At the CIA, real office drama is beyond banal: 30-minute dissertations over the color-coding of government forms, not 30 minutes to the end of the world, with perfectly timed commercial breaks. Never once in the Live Another Day premiere does Kate Morgan – Jack's new CIA antagonist and inevitable love interest, played by Yvonne Strahovski – have to fill out any forms or wait for approvals to track down Jack. During my first year at the agency, my Beanie Baby-loving boss reprimanded me for giving her an ecru-colored form to sign instead of the cream-colored one. If anyone had been eavesdropping on our absurdly heated debate, you'd think we were fighting over slacks in a J.Crew catalogue.
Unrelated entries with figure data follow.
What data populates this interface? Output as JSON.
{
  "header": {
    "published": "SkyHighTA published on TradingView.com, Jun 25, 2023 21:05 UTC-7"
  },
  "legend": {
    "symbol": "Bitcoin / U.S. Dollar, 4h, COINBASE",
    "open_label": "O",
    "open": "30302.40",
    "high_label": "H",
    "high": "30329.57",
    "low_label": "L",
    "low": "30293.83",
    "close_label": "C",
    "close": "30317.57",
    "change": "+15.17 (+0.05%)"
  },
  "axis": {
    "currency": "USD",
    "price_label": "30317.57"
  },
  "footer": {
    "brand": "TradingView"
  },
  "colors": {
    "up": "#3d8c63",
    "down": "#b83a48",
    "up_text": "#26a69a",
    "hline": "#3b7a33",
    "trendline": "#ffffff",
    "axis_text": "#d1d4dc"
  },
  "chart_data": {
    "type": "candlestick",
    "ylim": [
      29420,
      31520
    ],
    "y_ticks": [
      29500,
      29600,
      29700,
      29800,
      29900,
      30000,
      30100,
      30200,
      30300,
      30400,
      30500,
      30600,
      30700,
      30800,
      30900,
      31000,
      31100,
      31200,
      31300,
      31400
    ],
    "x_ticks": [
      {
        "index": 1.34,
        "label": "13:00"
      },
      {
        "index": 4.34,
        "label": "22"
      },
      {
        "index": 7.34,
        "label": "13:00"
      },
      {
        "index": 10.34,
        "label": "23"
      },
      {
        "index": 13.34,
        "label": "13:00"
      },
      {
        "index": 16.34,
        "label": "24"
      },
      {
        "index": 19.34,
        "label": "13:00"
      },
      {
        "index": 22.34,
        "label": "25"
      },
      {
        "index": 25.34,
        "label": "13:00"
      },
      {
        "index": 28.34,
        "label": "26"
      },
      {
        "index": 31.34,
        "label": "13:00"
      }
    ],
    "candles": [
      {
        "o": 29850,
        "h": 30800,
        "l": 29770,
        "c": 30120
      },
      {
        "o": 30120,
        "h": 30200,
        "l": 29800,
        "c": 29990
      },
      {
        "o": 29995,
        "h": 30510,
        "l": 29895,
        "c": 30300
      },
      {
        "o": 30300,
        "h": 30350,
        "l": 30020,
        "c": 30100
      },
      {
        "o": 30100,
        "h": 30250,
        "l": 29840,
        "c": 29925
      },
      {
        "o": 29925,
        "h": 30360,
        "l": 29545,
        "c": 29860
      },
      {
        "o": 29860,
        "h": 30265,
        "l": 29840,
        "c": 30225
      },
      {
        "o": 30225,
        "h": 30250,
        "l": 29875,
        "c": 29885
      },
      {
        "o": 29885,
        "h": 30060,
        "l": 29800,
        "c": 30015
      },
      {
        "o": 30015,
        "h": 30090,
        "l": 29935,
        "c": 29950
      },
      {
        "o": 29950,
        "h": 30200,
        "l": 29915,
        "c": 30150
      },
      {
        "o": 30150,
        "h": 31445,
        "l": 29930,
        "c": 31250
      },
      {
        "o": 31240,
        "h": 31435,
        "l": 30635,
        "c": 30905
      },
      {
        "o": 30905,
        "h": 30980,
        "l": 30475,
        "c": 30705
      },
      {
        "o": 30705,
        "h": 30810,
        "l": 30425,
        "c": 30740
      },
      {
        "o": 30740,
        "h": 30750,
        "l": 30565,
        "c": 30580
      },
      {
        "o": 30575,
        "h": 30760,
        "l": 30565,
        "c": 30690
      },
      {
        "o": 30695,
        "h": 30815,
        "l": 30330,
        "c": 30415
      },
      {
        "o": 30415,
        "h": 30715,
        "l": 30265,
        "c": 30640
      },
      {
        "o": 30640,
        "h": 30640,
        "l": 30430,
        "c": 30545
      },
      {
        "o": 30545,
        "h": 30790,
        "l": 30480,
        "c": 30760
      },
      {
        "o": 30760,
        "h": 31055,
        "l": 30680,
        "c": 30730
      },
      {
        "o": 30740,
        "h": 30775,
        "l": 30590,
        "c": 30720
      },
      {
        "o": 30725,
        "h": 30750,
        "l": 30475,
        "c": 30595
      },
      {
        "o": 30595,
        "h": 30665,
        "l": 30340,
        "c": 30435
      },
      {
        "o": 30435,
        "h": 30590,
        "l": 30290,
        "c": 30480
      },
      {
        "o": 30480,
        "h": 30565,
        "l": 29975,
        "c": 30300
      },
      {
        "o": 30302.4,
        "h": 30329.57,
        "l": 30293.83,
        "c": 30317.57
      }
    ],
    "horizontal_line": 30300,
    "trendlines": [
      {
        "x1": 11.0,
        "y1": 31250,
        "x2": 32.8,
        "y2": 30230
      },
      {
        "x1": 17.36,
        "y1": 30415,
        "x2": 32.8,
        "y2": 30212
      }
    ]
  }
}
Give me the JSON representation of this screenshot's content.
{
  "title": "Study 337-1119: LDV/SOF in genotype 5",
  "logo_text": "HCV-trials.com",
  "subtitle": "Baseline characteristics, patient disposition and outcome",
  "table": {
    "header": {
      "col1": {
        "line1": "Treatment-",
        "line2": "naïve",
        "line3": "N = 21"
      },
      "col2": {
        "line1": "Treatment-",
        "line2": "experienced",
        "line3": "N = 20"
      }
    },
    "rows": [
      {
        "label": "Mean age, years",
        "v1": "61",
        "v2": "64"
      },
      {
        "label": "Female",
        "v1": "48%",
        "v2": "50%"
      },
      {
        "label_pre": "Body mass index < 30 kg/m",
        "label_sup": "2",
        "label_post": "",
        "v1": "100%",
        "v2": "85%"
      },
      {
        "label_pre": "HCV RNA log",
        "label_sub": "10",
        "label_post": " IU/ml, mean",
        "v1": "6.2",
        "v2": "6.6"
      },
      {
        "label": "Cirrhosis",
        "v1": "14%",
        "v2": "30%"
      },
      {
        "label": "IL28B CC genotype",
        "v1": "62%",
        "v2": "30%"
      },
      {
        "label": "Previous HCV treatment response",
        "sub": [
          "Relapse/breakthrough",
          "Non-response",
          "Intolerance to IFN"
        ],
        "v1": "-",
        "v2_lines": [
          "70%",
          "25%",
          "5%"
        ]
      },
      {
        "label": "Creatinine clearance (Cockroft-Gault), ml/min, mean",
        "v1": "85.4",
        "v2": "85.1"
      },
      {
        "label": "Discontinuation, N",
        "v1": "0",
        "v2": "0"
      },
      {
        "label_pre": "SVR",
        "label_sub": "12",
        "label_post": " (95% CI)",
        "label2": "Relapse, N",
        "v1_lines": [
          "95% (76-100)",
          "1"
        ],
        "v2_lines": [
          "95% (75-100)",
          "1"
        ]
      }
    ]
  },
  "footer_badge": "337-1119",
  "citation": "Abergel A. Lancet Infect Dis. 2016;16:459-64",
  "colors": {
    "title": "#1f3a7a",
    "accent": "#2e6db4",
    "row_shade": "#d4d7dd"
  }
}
I get it: when you watch a spy show or an espionage thriller, you want to feel like you're getting a glimpse into the inner sanctum, by way of heroes like Homeland's Carrie Mathison, Zero Dark Thirty's Maya or Argo's Tony Mendez. But government intelligence work can often be more like The Office than 24. Yes, there's travel and excitement, but there's also ineffective management, budgets to balance and loads of petty gossip. Much to my dismay, I discovered there are way more people like Dwight Schrute than Jason Bourne at the CIA.

Of course, 24: Live Another Day is a ride hell-bent on excitement, as ever, without any slowing down. "Enhanced interrogations", drones, drones and more drones, plus hints of Reagan with a president who may have Alzheimer's – there are enough of those truth-y details to give you a shock of realism. So while 24 doesn't accurately portray the CIA (or any intelligence agency), it does incorporate enough nuance to create a hyper-action packed world that's still cool to watch.

I could point out inaccuracies – you can't bring a cellphone into a CIA facility, the agency would never bring a prisoner into a classified facility like an overseas station, and CIA facilities are way more secure than the offices on 24 anyway – but where's the fun in that? Watching Kiefer Sutherland jump off bridges is a fictitious escape, and we should be glad to have it back, private and clandestine citizens alike. Except I'm still a little jealous that when I was on ops overseas, I didn't have that kachung-kachung-kachung clock following me everywhere. That would've been really really cool.